The eye color of most Belgian Malinois should be dark brown or even black. The only exceptions are liver and grey Malinois, whose eye colors can be lighter – sometimes even blue or amber. This is all due to the dilution gene that makes Mals’ eyes lighter.
Also, most Belgian Malinois should have a dark, black nose. However, liver and grey dogs may develop dilution, which will make their noses brighter. Some pups even have discolored areas on their noses, giving them a unique appearance, which still may mean your pup might develop some health condition.
Which Belgian Malinois Color Is The Best For You?
Dog color is important, as we all want pets that look their best. But how can you know which one is the best for you?
The answer is simple – just pick the dog that looks the best to you and has papers proving he is healthy! Anything other than that is superficial and unnecessary.

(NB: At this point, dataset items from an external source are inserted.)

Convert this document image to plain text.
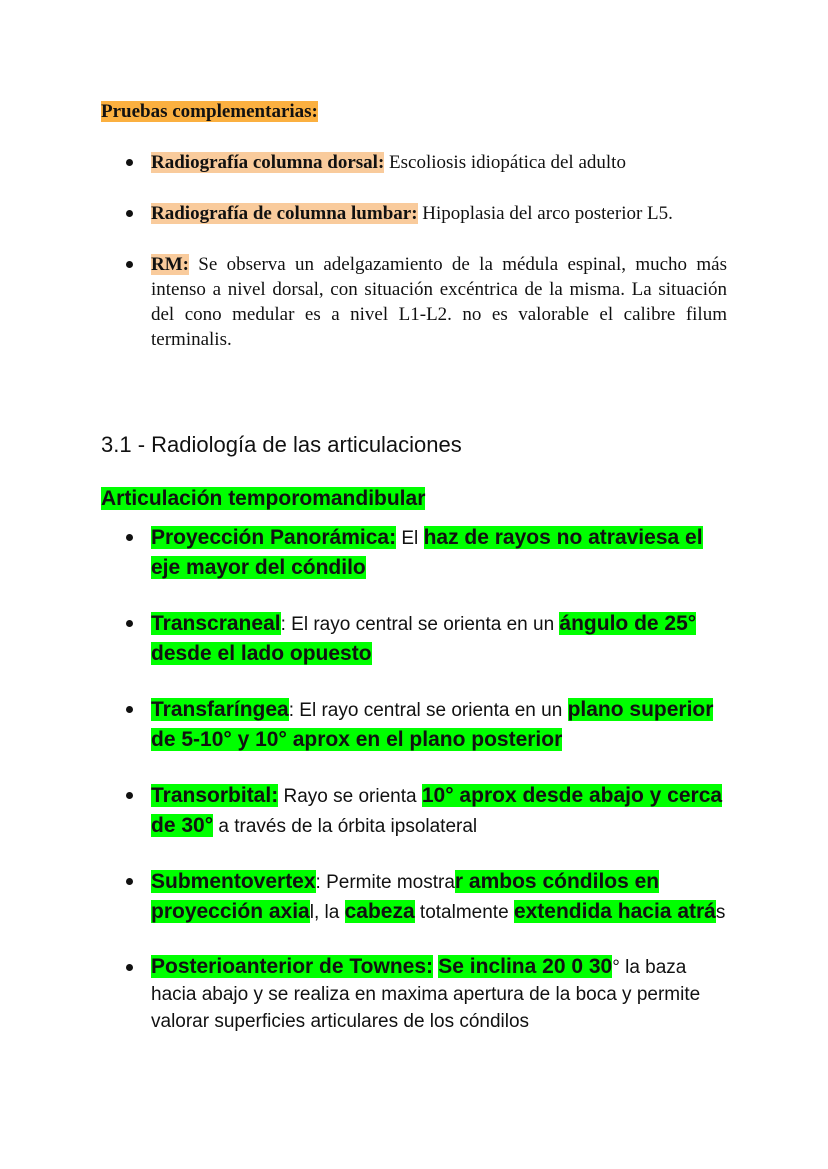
Pruebas complementarias:
Radiografía columna dorsal: Escoliosis idiopática del adulto
Radiografía de columna lumbar: Hipoplasia del arco posterior L5.
RM: Se observa un adelgazamiento de la médula espinal, mucho más intenso a nivel dorsal, con situación excéntrica de la misma. La situación del cono medular es a nivel L1-L2. no es valorable el calibre filum terminalis.
3.1 - Radiología de las articulaciones
Articulación temporomandibular
Proyección Panorámica: El haz de rayos no atraviesa el eje mayor del cóndilo
Transcraneal: El rayo central se orienta en un ángulo de 25° desde el lado opuesto
Transfaríngea: El rayo central se orienta en un plano superior de 5-10° y 10° aprox en el plano posterior
Transorbital: Rayo se orienta 10° aprox desde abajo y cerca de 30° a través de la órbita ipsolateral
Submentovertex: Permite mostrar ambos cóndilos en proyección axial, la cabeza totalmente extendida hacia atrás
Posterioanterior de Townes: Se inclina 20 0 30° la baza hacia abajo y se realiza en maxima apertura de la boca y permite valorar superficies articulares de los cóndilos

All Belgian Malinois can make great family pets as long as you’re able to provide them with a firm hand and patience. These dogs require extensive dog training because they have been taught to bark at strangers or even show aggressive tendencies.
This doesn’t mean that Mals are aggressive by any means. On the contrary, many will believe they are lapdogs well into their lives! Still, you have to be careful when picking these dogs, as they aren’t good for novice dog owners.
You should also consider the rarity of a specific Belgian Malinois color you might want to get. The rarer the color, the higher the price. Sometimes, this price may not be worth the dog’s value.
Still, if you don’t mind giving a breeder a fine sum of money, nothing is stopping you from purchasing one of the more expensive Belgian Malinois colors. Just remember that all of these dogs require a lot of care and attention. If you give them this, they’ll give you lots of colors to make your life a better place.